Systems biology is an emerging interdisciplinary field in life science research which purpose is to study the dynamic interactions and the network structure in cells or tissues or whole organisms. It is commonly accepted that the design of research in this field, encompasses the following six steps (Ng, Bursteinas, Gao, Mollison, & Zvelebil, 2006; Philippi & Kohler, 2006): (i) generation of suitable biological data sampled from a population; (ii) enrichment of the collected data by publicly available data; (iii) curation of this data; (iv) exhaustive integration of the curated data; (v) modelling of the mechanism(s) of interest; and (vi) validation of the predicted model. Knowing the complexity of systems biology considered at the tissue or organism level, we will focus in our review on systems biology at the cell level.
Systems biology research aims at understanding the mechanisms that shape the biological functions of a cell. It is achieved through the integration of biological information about the cell of interest (Figure 1), then the extraction of mathematical models that mimic the behaviour of this cell under different conditions. These models should then guide biologists to design the appropriate experiments to be tested on the bench, which hopefully will yield decisive results.

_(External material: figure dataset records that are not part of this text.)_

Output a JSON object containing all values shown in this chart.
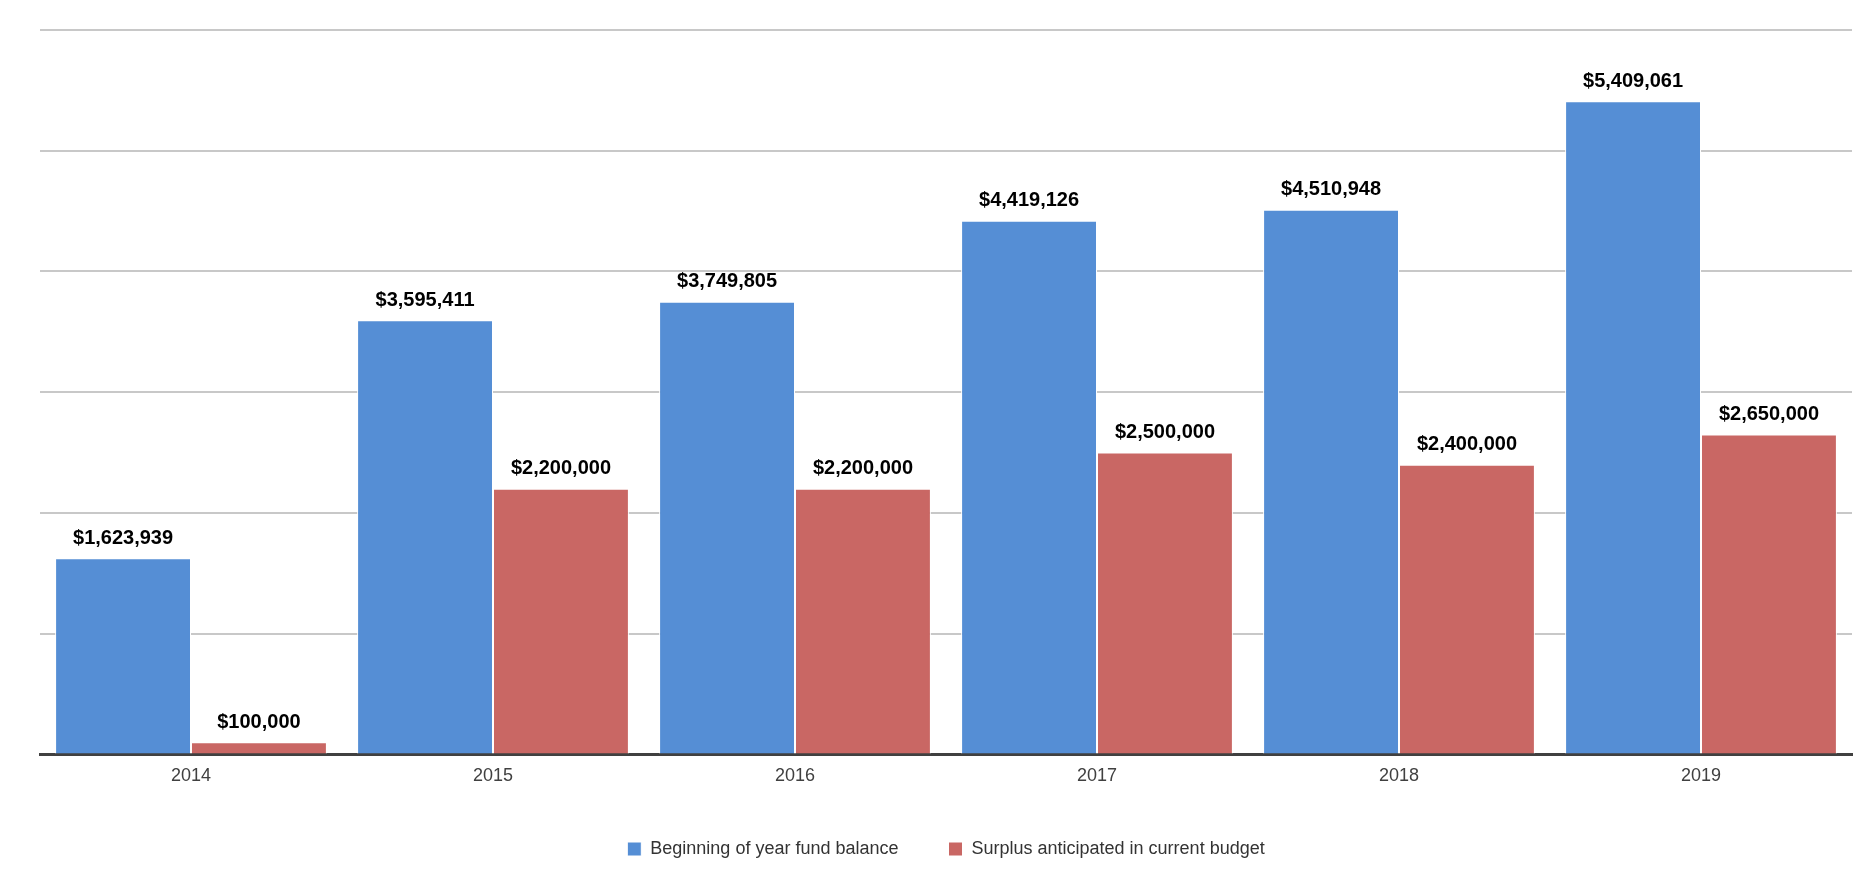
{
  "chart_data": {
    "type": "bar",
    "categories": [
      "2014",
      "2015",
      "2016",
      "2017",
      "2018",
      "2019"
    ],
    "series": [
      {
        "name": "Beginning of year fund balance",
        "color": "#558ed5",
        "values": [
          1623939,
          3595411,
          3749805,
          4419126,
          4510948,
          5409061
        ],
        "value_labels": [
          "$1,623,939",
          "$3,595,411",
          "$3,749,805",
          "$4,419,126",
          "$4,510,948",
          "$5,409,061"
        ]
      },
      {
        "name": "Surplus anticipated in current budget",
        "color": "#c96764",
        "values": [
          100000,
          2200000,
          2200000,
          2500000,
          2400000,
          2650000
        ],
        "value_labels": [
          "$100,000",
          "$2,200,000",
          "$2,200,000",
          "$2,500,000",
          "$2,400,000",
          "$2,650,000"
        ]
      }
    ],
    "tick_labels": "x",
    "grid": "y",
    "legend": "bottom"
  }
}
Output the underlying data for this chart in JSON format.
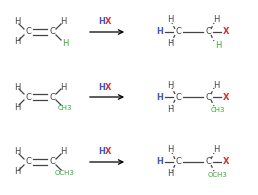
{
  "background_color": "#ffffff",
  "rows": [
    {
      "substituent": "H",
      "substituent_color": "#33aa33"
    },
    {
      "substituent": "CH3",
      "substituent_color": "#33aa33"
    },
    {
      "substituent": "OCH3",
      "substituent_color": "#33aa33"
    }
  ],
  "arrow_h_color": "#4455cc",
  "arrow_x_color": "#cc3333",
  "product_h_color": "#4455cc",
  "product_x_color": "#cc3333",
  "product_sub_color": "#33aa33",
  "atom_color": "#444444",
  "bond_color": "#444444",
  "figsize": [
    2.58,
    1.95
  ],
  "dpi": 100
}
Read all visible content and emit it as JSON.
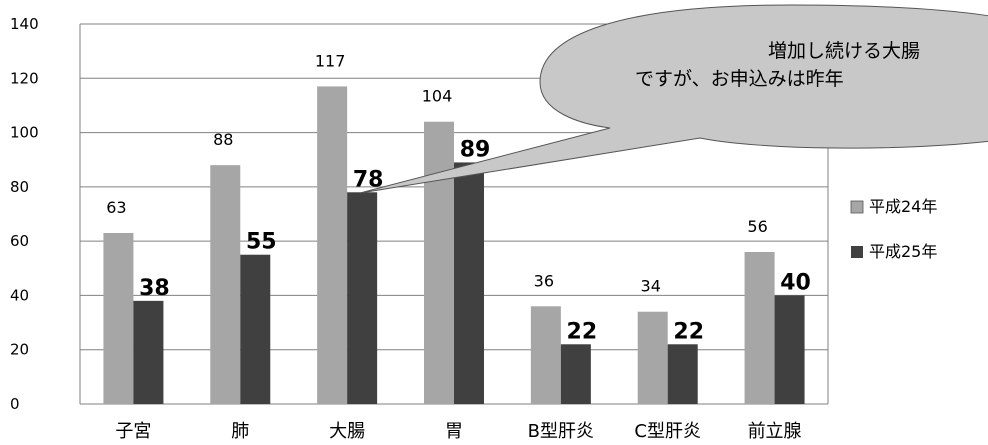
{
  "chart_data": {
    "type": "bar",
    "categories": [
      "子宮",
      "肺",
      "大腸",
      "胃",
      "B型肝炎",
      "C型肝炎",
      "前立腺"
    ],
    "series": [
      {
        "name": "平成24年",
        "values": [
          63,
          88,
          117,
          104,
          36,
          34,
          56
        ],
        "color": "#a6a6a6"
      },
      {
        "name": "平成25年",
        "values": [
          38,
          55,
          78,
          89,
          22,
          22,
          40
        ],
        "color": "#404040"
      }
    ],
    "ylim": [
      0,
      140
    ],
    "yticks": [
      0,
      20,
      40,
      60,
      80,
      100,
      120,
      140
    ],
    "grid": true,
    "legend": "right",
    "callout": {
      "lines": [
        "増加し続ける大腸",
        "ですが、お申込みは昨年"
      ],
      "fill": "#c8c8c8",
      "points_to": "大腸"
    }
  }
}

The modelling of the mechanisms that shape the biological functions of an infected cell is achieved through the integration of information concerning the complexity of the system.
The biological function of the cell is determined by the dynamic interactions between different components or molecules involved in a given pathway. Pathways are not isolated but highly intricate and interconnected, and constitute a large, single, coherent but complex cellular network. The study of the cellular process modulated in response to an external stimulus is a phenomenon that depends not only on the number but also on the diversity and the dynamic of intracellular interactions.

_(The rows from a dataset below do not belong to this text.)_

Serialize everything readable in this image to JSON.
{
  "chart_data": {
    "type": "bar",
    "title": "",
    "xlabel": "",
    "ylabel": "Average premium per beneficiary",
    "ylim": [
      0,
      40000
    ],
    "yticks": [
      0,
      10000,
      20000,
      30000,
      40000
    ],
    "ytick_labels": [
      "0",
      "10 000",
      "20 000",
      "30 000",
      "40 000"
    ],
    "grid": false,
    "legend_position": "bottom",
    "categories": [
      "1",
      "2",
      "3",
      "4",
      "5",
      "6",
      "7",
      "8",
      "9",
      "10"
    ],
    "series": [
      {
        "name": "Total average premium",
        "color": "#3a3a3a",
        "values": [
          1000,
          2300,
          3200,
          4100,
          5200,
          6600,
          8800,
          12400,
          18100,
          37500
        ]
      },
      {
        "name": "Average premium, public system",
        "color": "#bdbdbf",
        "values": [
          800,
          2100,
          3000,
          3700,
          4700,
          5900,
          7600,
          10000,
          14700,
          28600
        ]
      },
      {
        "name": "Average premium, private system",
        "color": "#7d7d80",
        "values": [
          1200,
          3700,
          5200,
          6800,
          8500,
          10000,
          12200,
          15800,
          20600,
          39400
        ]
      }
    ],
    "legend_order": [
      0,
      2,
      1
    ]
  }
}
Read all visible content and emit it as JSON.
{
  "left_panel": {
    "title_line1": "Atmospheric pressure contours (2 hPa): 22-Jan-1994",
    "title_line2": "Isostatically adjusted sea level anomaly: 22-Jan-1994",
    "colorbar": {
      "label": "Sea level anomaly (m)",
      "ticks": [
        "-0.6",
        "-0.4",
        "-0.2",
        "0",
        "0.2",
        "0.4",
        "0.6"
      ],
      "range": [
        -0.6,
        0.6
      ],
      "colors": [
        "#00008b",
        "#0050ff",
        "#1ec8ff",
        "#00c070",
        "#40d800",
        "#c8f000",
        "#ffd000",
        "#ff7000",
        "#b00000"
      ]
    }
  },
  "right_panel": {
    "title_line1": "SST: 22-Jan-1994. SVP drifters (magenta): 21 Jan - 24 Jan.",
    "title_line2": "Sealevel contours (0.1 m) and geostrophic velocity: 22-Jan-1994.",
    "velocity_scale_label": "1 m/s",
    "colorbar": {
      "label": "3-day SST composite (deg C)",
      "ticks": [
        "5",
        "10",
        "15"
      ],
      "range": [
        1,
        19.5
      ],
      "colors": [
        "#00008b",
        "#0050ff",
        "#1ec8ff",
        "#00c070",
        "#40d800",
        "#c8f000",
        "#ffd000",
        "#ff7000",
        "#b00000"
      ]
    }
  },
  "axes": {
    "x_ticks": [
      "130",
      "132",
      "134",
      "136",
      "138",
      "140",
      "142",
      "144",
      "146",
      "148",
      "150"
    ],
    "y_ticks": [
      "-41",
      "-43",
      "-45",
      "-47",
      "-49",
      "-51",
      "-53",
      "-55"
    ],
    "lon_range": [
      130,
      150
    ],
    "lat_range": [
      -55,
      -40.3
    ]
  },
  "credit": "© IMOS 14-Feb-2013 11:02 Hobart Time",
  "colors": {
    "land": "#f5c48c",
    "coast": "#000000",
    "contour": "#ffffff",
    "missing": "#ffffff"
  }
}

The response of host cells to pathogens has been extensively investigated as a model of cellular response to external stimuli. Such model takes systems biology a step further as it integrates data that are generated from two interacting/conflicting living organisms: the host and the pathogen. The specificity of this system should be taken into account during the modelling process and advanced strategies that capture this cohabitation and its consequences are required for modelling (Forst, 2006). Numerous host’s and pathogen’s proteins are usually involved in these interactions and trigger various biochemical reactions regulated in cascade. The outcome of the infection will depend on this complex network of cellular interactions.
Another level of complexity is introduced by the interactions/exchanges between the host’s cells and the infectious agent (parasite, virus, bacteria). Especially as high throughput technologies, dedicated to the characterisation of these interactions/exchanges and their effects on the biological function of the two organisms, are still missing. However the use of organism’s oriented biotechnologies (i.e.: transcriptome) allowed a coherent and understandable view of the studied system. Even though these experiments fail to unveil the crosstalk between host and pathogen, they give separate insights into the host or pathogen responses. Developing tools that could integrate and process this data is a major task in infectious systems biology research.
Pathogens are recognised through the host’s cells receptors. The diversity of pathogens and the large array of cells they could infect add complexity to the system. One given pathogen may infect different cell types which may express a different set of receptors, resulting in the activation of different signalling cascades and thus transcription of different sets of genes. In a given cell several pathways could be activated by the pathogen depending on the specific receptor(s) they use to enter the cell and the duration of contact between the infectious agents and the cell. These activated pathways may be different depending on the tissue origin and the activated state of the cell.